De plus, selon l'article L. 1232-2 l'employeur qui envisage de licencier un salarié le convoque avant toute décision à un entretien préalable.
M. Jean-Marc Y... soutenant qu'il a été licencié le 20 mars 2012 après qu'il ait refusé de signer une convention emportant novation de son contrat de travail, il convient par application du principe "rupture sur rupture ne vaut" de déterminer si la preuve est suffisamment rapportée du licenciement verbal dont il argue.

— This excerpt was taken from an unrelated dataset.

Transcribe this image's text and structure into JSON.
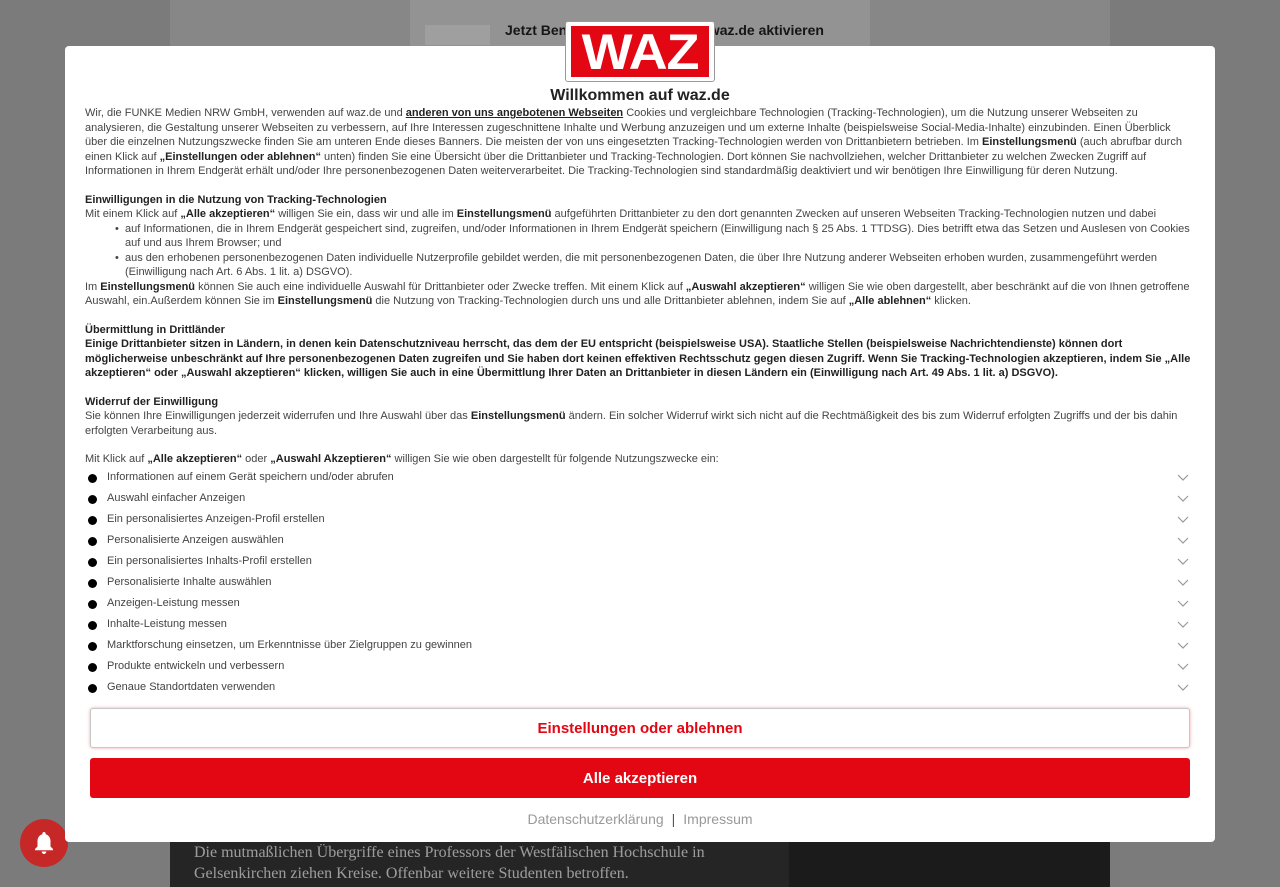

À cet égard, M. Jean-Marc Y... expose que le groupe Dargelos auquel appartient la SAS Automobiles Landaises envisageait de céder la concession de Dax qu'il dirigeait et dans cette perspective lui avait proposé la direction de la concession d'Agen qui se trouvait en difficulté ; qu'il existait un accord de principe sur cette "mutation" ; que cependant des divergences sont apparues le 20 mars 2012 sur les modalités de cette opération dans la mesure où le groupe voulait lui imposer de ne plus faire partie des effectifs de la SAS Automobiles Landaises pour devenir salarié de la société Alma dont dépendait la concession d'Agen ce qu'il a refusé. Pour l'appelant ce refus est le motif de son licenciement qui lui a été immédiatement et verbalement notifié.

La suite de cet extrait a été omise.